Even in those days there were occasional objections to the
use of the Confederate battle flag and “Rebel Man” as school emblems. These
concerns were routinely dismissed then, as now, on the grounds of ‘tradition’.
They had nothing to do with slavery, or oppression. Even our black athletes
performed proudly under the colors and symbols of the Confederacy.
But our country is waking up, and in it’s wake (sic), many
of us are begrudgingly owning up to the understanding that our long-held
protections of privilege are wearing thin.
I myself am the product of slave owners. My
twice-great-grandfather once held some twenty human beings as chattels, listed
so in the census of 1860, making him at the time a man of no small means. By 1870,
of course, his material wealth had been reduced to whatever he and his sons
could load into a wagon, their lot degraded from wealthy Alabama landowners to
hardscrabble Arkansas dirt farmers, struggling to feed their own.
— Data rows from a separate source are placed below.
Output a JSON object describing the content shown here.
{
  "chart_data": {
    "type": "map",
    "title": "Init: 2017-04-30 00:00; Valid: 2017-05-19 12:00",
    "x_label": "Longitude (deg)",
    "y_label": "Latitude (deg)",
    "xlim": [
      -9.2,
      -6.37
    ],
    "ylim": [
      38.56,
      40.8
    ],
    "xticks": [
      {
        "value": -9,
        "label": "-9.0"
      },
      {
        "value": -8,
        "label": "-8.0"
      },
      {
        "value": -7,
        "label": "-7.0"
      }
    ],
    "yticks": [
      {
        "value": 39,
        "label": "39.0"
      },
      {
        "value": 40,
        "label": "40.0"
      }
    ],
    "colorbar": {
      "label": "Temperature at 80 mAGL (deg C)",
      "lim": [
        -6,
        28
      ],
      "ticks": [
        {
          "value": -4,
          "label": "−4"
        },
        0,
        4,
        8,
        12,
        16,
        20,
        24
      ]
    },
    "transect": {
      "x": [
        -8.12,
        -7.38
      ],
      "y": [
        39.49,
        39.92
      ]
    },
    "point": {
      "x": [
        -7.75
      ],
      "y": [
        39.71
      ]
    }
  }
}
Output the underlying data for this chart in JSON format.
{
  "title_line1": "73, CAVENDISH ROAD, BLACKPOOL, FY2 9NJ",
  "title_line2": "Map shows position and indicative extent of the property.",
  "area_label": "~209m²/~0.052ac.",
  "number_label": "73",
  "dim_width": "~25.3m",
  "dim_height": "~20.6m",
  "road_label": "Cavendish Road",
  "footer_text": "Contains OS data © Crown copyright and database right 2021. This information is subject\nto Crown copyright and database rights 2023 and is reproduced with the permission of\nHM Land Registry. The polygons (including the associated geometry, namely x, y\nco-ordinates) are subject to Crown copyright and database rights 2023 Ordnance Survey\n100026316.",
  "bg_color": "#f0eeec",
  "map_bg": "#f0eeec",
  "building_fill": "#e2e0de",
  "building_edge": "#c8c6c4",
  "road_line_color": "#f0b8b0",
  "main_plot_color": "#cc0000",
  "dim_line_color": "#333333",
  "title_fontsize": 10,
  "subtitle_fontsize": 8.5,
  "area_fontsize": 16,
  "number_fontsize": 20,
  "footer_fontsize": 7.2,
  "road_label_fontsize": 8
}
Whatever
privilege they enjoyed by way of the traditions of Alabama was long forgotten
by the time my branch of the family returned to the state a hundred years
later.
Yes, I knew that there were racists in Alabama. I had encountered them growing up in Arkansas, Texas, and Oklahoma. The echoes of the Sixteenth Street bombings still resonated in 1970's Birmingham. I did not think
that I, or my Vestavia Hills classmates, were among them. If Confederate
emblems appeared on my yearbook, that did not mean that I embraced them, or the
actual traditions that they represented. They were part of the past, employed
as any mascot would be, selectively representing perceived strengths, while
ignoring inherent weaknesses.
As I grew older, and the false philosophical dichotomy of
image and tradition became more apparent, I still believed it was the business
of the Vestavia Hills community to decide how their school would be portrayed.
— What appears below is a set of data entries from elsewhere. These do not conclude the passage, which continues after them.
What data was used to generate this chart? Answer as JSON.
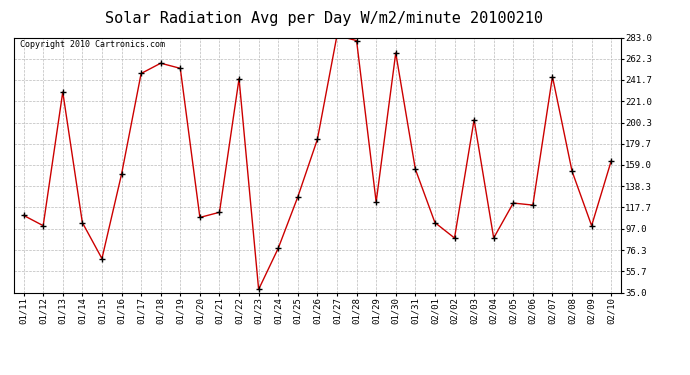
{
  "title": "Solar Radiation Avg per Day W/m2/minute 20100210",
  "copyright_text": "Copyright 2010 Cartronics.com",
  "dates": [
    "01/11",
    "01/12",
    "01/13",
    "01/14",
    "01/15",
    "01/16",
    "01/17",
    "01/18",
    "01/19",
    "01/20",
    "01/21",
    "01/22",
    "01/23",
    "01/24",
    "01/25",
    "01/26",
    "01/27",
    "01/28",
    "01/29",
    "01/30",
    "01/31",
    "02/01",
    "02/02",
    "02/03",
    "02/04",
    "02/05",
    "02/06",
    "02/07",
    "02/08",
    "02/09",
    "02/10"
  ],
  "values": [
    110,
    100,
    230,
    103,
    68,
    150,
    248,
    258,
    253,
    108,
    113,
    243,
    38,
    78,
    128,
    184,
    285,
    280,
    123,
    268,
    155,
    103,
    88,
    203,
    88,
    122,
    120,
    245,
    153,
    100,
    163
  ],
  "line_color": "#cc0000",
  "marker_color": "#000000",
  "bg_color": "#ffffff",
  "plot_bg_color": "#ffffff",
  "grid_color": "#bbbbbb",
  "yticks": [
    35.0,
    55.7,
    76.3,
    97.0,
    117.7,
    138.3,
    159.0,
    179.7,
    200.3,
    221.0,
    241.7,
    262.3,
    283.0
  ],
  "ymin": 35.0,
  "ymax": 283.0,
  "title_fontsize": 11,
  "tick_fontsize": 6.5,
  "copyright_fontsize": 6
}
We Southerners, traditionally, do not take kindly to outsiders’ opinions, and if
some folks didn't like our school mascot, they didn't have to come to our
football games.
Still, given enough time, I had hoped that the community of
Vestavians would recognize the mixed message they were projecting to their
students and to the world, and might one day make the inevitable change for a
more appropriate mascot.
But the momentum of tradition is strong, and when the
Vestavia Hills band approached me several years ago to help them with a
fundraising campaign, I was more than happy to assist. I designed for them my
own version of the Rebel Man, composed of images related to academics, sports,
music – and the Confederate battle flag. I was proud of my work, and the fact
that it allowed me to contribute meaningfully to my high school alma mater. It
was easy to wrap myself in the happy memories of a high school student, and to
faithfully represent the culture that had quite literally educated me, and had
done so very well.
But education is an ongoing process. The steady accumulation
of information cannot help but lead to a re-examination of old beliefs. So it
has been with my growing awareness of the discord between our traditional
cultural biases, and the daily realities they represent. The image of a
stereotypical plantation owner – my double-great-grandfather, if you will – is
no longer a benign gent who can rally the troops in Vestavia without grossly
offending people there and elsewhere who clearly understand the historic
underpinnings of that tradition.
It is for this reason that I have chosen to remove the Rebel
Man from the DS Art catalog.
I will honor my contract with the VHHS, however I will no
longer sell “Rebel Man” prints from our studio, nor will I authorize a reprint
of the drawing. Neither will I accept any portion of the proceeds from sales of
existing copies.
I can imagine great-great-granddaddy Stewart rolling over in
his grave just about now. And that’s okay.
It may be his tradition, but it’s not his picture.